Published 5 November 2009, doi:10.1136/bmj.b4265
Cite this as: BMJ 2009;339:b4265

Research

Evaluating the causal relevance of diverse risk markers: horizontal systematic review

Hannah Kuper, senior lecturer1, Amanda Nicholson, clinical research fellow2, Mika Kivimaki, professor of social epidemiology2, Amina Aitsi-Selmi, academic clinical fellow in public health medicine2, Gianpiero Cavalleri, biomedical research lecturer3, John E Deanfield, professor of cardiology4, Peter Heuschmann, professor5, Xavier Jouven, professor of cardiology6, Sofia Malyutina, professor7, Bongani M Mayosi, professor of medicine8, Susanna Sans, director of monitoring and research programme on chronic diseases9, Troels Thomsen, consultant in preventive cardiology10, Jacqueline C M Witteman, professor of cardiovascular epidemiology11, Aroon D Hingorani, professor of genetic epidemiology2, Debbie A Lawlor, professor of epidemiology12, Harry Hemingway, professor of clinical epidemiology2

1 Epidemiology and Population Health, London School of Hygiene and Tropical Medicine, London WC1E 7HT, 2 Department of Epidemiology and Public Health, University College London Medical School, London, 3 Molecular and Cellular Therapeutics, Royal College of Surgeons in Ireland, Beaumont Hospital, Dublin, Ireland, 4 Cardiothoracic Unit, Great Ormond Street Hospital for Children NHS Trust, London, 5 Center for Stroke Research Berlin (CSB), Charité-Universitätsmedizin Berlin, Germany, 6 INSERM, Villejuif, France, 7 Institute of Internal Medicine, Russian Academy of Medical Sciences, Novosibirsk, Russia, 8 Department of Medicine, Groote Schuur Hospital and University of Cape Town, Cape Town, South Africa, 9 Instituto de Estudios de la Salud, Barcelona, Spain, 10 Research Centre for Prevention and Health, Glostrup University Hospital, Glostrup, Denmark, 11 Department of Epidemiology, Erasmus Medical Center, Rotterdam, Netherlands, 12 MRC CAiTE centre, Oakfield House, Bristol

Correspondence to: H Kuper hannah.kuper{at}lshtm.ac.uk

Objectives To develop a new methodology to systematically compare evidence across diverse risk markers for coronary heart disease and to compare this evidence with guideline recommendations.

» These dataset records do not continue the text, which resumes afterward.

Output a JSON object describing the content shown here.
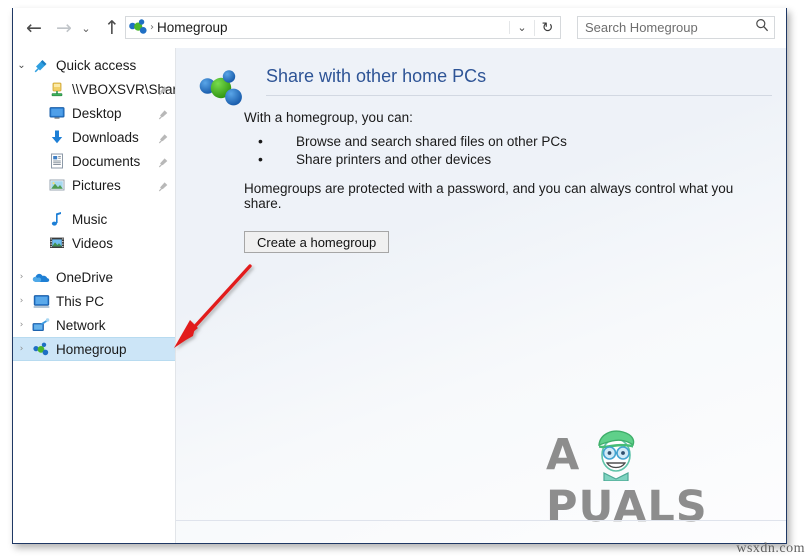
{
  "window": {
    "title": "Homegroup"
  },
  "toolbar": {
    "back_label": "←",
    "forward_label": "→",
    "recent_label": "⌄",
    "up_label": "↑",
    "back_name": "back-button",
    "forward_name": "forward-button",
    "address": {
      "icon": "homegroup-icon",
      "separator": "›",
      "path_text": "Homegroup",
      "dropdown_label": "⌄",
      "refresh_label": "↻"
    },
    "search": {
      "placeholder": "Search Homegroup",
      "value": "",
      "icon": "search-icon"
    }
  },
  "sidebar": {
    "items": [
      {
        "label": "Quick access",
        "icon": "pin-star-icon",
        "twisty": "⌄",
        "expanded": true,
        "indent": false,
        "pinned": false,
        "selected": false
      },
      {
        "label": "\\\\VBOXSVR\\Shar",
        "icon": "network-folder-icon",
        "twisty": "",
        "expanded": false,
        "indent": true,
        "pinned": true,
        "selected": false
      },
      {
        "label": "Desktop",
        "icon": "desktop-icon",
        "twisty": "",
        "expanded": false,
        "indent": true,
        "pinned": true,
        "selected": false
      },
      {
        "label": "Downloads",
        "icon": "downloads-icon",
        "twisty": "",
        "expanded": false,
        "indent": true,
        "pinned": true,
        "selected": false
      },
      {
        "label": "Documents",
        "icon": "documents-icon",
        "twisty": "",
        "expanded": false,
        "indent": true,
        "pinned": true,
        "selected": false
      },
      {
        "label": "Pictures",
        "icon": "pictures-icon",
        "twisty": "",
        "expanded": false,
        "indent": true,
        "pinned": true,
        "selected": false
      },
      {
        "label": "Music",
        "icon": "music-icon",
        "twisty": "",
        "expanded": false,
        "indent": true,
        "pinned": false,
        "selected": false
      },
      {
        "label": "Videos",
        "icon": "videos-icon",
        "twisty": "",
        "expanded": false,
        "indent": true,
        "pinned": false,
        "selected": false
      },
      {
        "label": "OneDrive",
        "icon": "onedrive-cloud-icon",
        "twisty": "›",
        "expanded": false,
        "indent": false,
        "pinned": false,
        "selected": false
      },
      {
        "label": "This PC",
        "icon": "this-pc-icon",
        "twisty": "›",
        "expanded": false,
        "indent": false,
        "pinned": false,
        "selected": false
      },
      {
        "label": "Network",
        "icon": "network-icon",
        "twisty": "›",
        "expanded": false,
        "indent": false,
        "pinned": false,
        "selected": false
      },
      {
        "label": "Homegroup",
        "icon": "homegroup-icon",
        "twisty": "›",
        "expanded": false,
        "indent": false,
        "pinned": false,
        "selected": true
      }
    ]
  },
  "content": {
    "icon": "homegroup-icon",
    "title": "Share with other home PCs",
    "lead": "With a homegroup, you can:",
    "bullets": [
      "Browse and search shared files on other PCs",
      "Share printers and other devices"
    ],
    "note": "Homegroups are protected with a password, and you can always control what you share.",
    "create_button": "Create a homegroup"
  },
  "watermark": {
    "brand_text": "A  PUALS",
    "site_text": "wsxdn.com"
  },
  "annotation": {
    "arrow_color": "#e21b1b",
    "target": "sidebar-item-homegroup"
  },
  "colors": {
    "window_border": "#1f3864",
    "selection": "#cce5f7",
    "title_blue": "#2e5496",
    "content_bg": "#eef2f8",
    "homegroup_green": "#4cb829",
    "homegroup_blue": "#1f6fc4"
  }
}
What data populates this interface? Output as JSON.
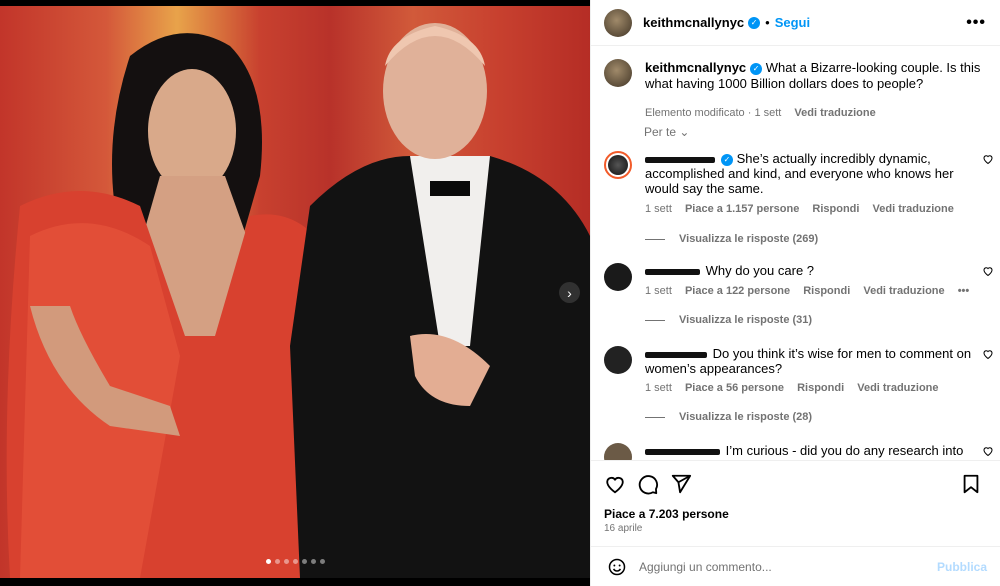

Design "Horizontal" systematic review incorporating different sources of evidence.

Data sources Electronic search of Medline and hand search of guidelines.

Study selection Two reviewers independently determined eligibility of studies across three sources of evidence (observational studies, genetic association studies, and randomised controlled trials) related to four risk markers: depression, exercise, C reactive protein, and type 2 diabetes.

Data extraction For each risk marker, the largest meta-analyses of observational studies and genetic association studies, and meta-analyses or individual randomised controlled trials were analysed.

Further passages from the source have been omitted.